In quantum physics two molecules can become entangled and then behave as a pair no matter how far apart they are separated. If two die become entangled it might mean that every time they are thrown their combined number always comes to 7. So, if one's a 5 the other will be 2, etc. If they are separated across the universe they will still always equal 7 no matter how often you throw the dice, but how can they communicate with each other at instant speeds, and infinitely faster than the speed of light?

But was Einstein correct after all and no signal, or particle, can travel faster than the speed of light. Einstein didn't like the new quantum physics.

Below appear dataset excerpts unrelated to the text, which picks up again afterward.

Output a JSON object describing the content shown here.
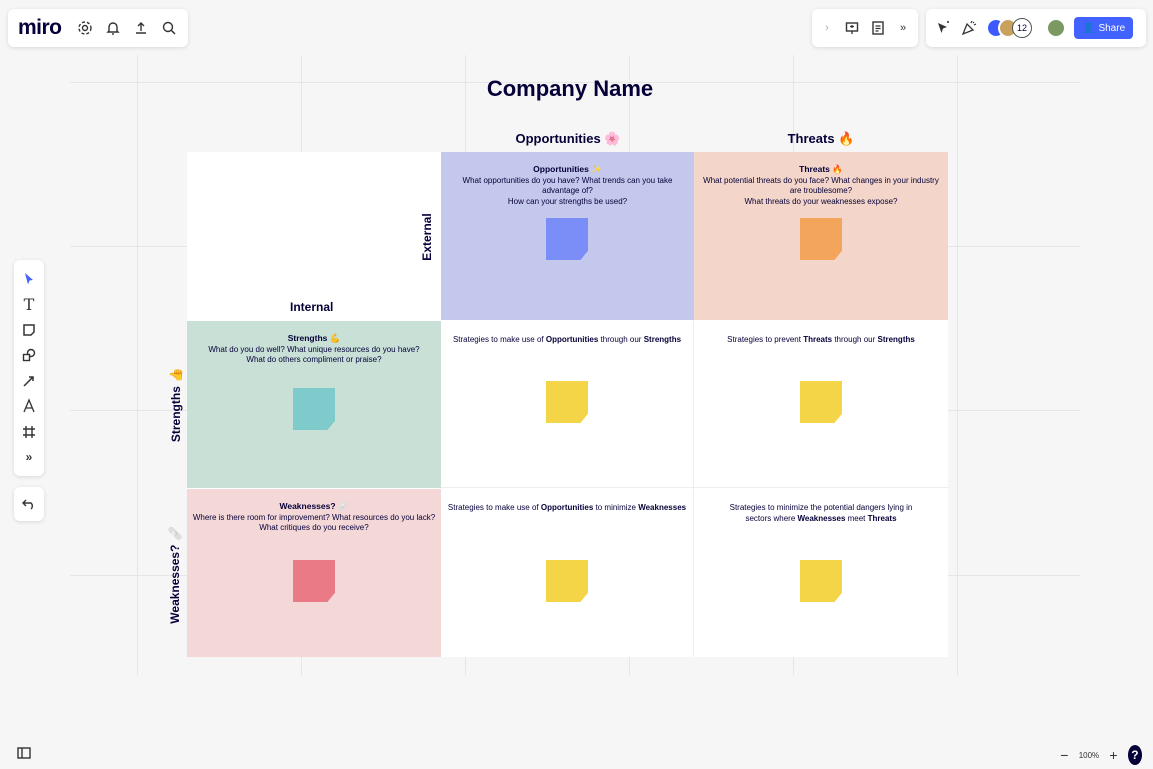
{
  "topbar": {
    "logo": "miro",
    "icons": [
      "settings-icon",
      "bell-icon",
      "upload-icon",
      "search-icon"
    ]
  },
  "collab": {
    "count": "12",
    "share_label": "Share"
  },
  "left_tools": [
    "select-icon",
    "text-icon",
    "sticky-note-icon",
    "shapes-icon",
    "pen-arrow-icon",
    "pen-icon",
    "frame-icon",
    "more-icon"
  ],
  "zoom": {
    "level": "100%",
    "minus": "−",
    "plus": "+",
    "help": "?"
  },
  "board": {
    "title": "Company Name",
    "col_opportunities": "Opportunities 🌸",
    "col_threats": "Threats 🔥",
    "label_internal": "Internal",
    "label_external": "External",
    "label_strengths": "Strengths 👍",
    "label_weaknesses": "Weaknesses? 🩹",
    "opportunities": {
      "title": "Opportunities ✨",
      "desc": "What opportunities do you have? What trends can you take advantage of?\nHow can your strengths be used?"
    },
    "threats": {
      "title": "Threats 🔥",
      "desc": "What potential threats do you face? What changes in your industry are troublesome?\nWhat threats do your weaknesses expose?"
    },
    "strengths": {
      "title": "Strengths 💪",
      "desc": "What do you do well? What unique resources do you have?\nWhat do others compliment or praise?"
    },
    "weaknesses": {
      "title": "Weaknesses? 🩹",
      "desc": "Where is there room for improvement? What resources do you lack?\nWhat critiques do you receive?"
    },
    "so": {
      "pre": "Strategies to make use of ",
      "b1": "Opportunities",
      "mid": " through our ",
      "b2": "Strengths"
    },
    "st": {
      "pre": "Strategies to prevent ",
      "b1": "Threats",
      "mid": " through our ",
      "b2": "Strengths"
    },
    "wo": {
      "pre": "Strategies to make use of ",
      "b1": "Opportunities",
      "mid": " to minimize ",
      "b2": "Weaknesses"
    },
    "wt": {
      "pre": "Strategies to minimize the potential dangers lying in sectors where ",
      "b1": "Weaknesses",
      "mid": " meet ",
      "b2": "Threats"
    }
  },
  "colors": {
    "opportunities_bg": "#c5c8ed",
    "threats_bg": "#f3d6c9",
    "strengths_bg": "#c8e0d6",
    "weaknesses_bg": "#f4d8d8",
    "sticky_blue": "#7b8ef7",
    "sticky_orange": "#f3a55b",
    "sticky_teal": "#7fcaca",
    "sticky_red": "#ea7b86",
    "sticky_yellow": "#f5d548",
    "accent": "#4262ff"
  }
}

Arvin is right that the conclusions are uncomfortable. It would appear that there is no time and that every thing is set out at once - and so the end is already with us. If it is already predetermined that two die will become entangled and then their combined value will be forever be 7 after that, then there is no need for signals to travel faster than the speed of light for this process to work.

But if Everything is all here at once, how did everything instantly come about - did everything just pop into existence already made? One moment it's not there, the next moment it is. Or has everything always been here, with no beginning in time. But there might not be any time anyway, it seems.

And yet, here we are figuring it all out, which is predetermined as well. That means it has already been figured out before we got here. Weird! But perhaps we will never fully understand it?

Yep, it feels uncomfortable.



3 comments:

Andrew Anderson said...

It would appear that there is no time and that every thing is set out at once - and so the end is already with us. kv

We know that Space is being created as the Universe expands so why not Time too?

Kaivey said...

The research is in its infancy, so a lot of ideas could change in time.

I prefer the theory that the future is set before us, but it keeps changing depending on what we do and what happens. That's even more elegant and mysterious.

Clint Ballinger said...

"Superdeterminism" elegantly explains all the supposed difficulties arising from quantum physics. And it is correct.
The moral and mental difficulties we have with it are holdovers from 19th-20th century views downplaying initial and boundary conditions in causality, cross many fields of thought.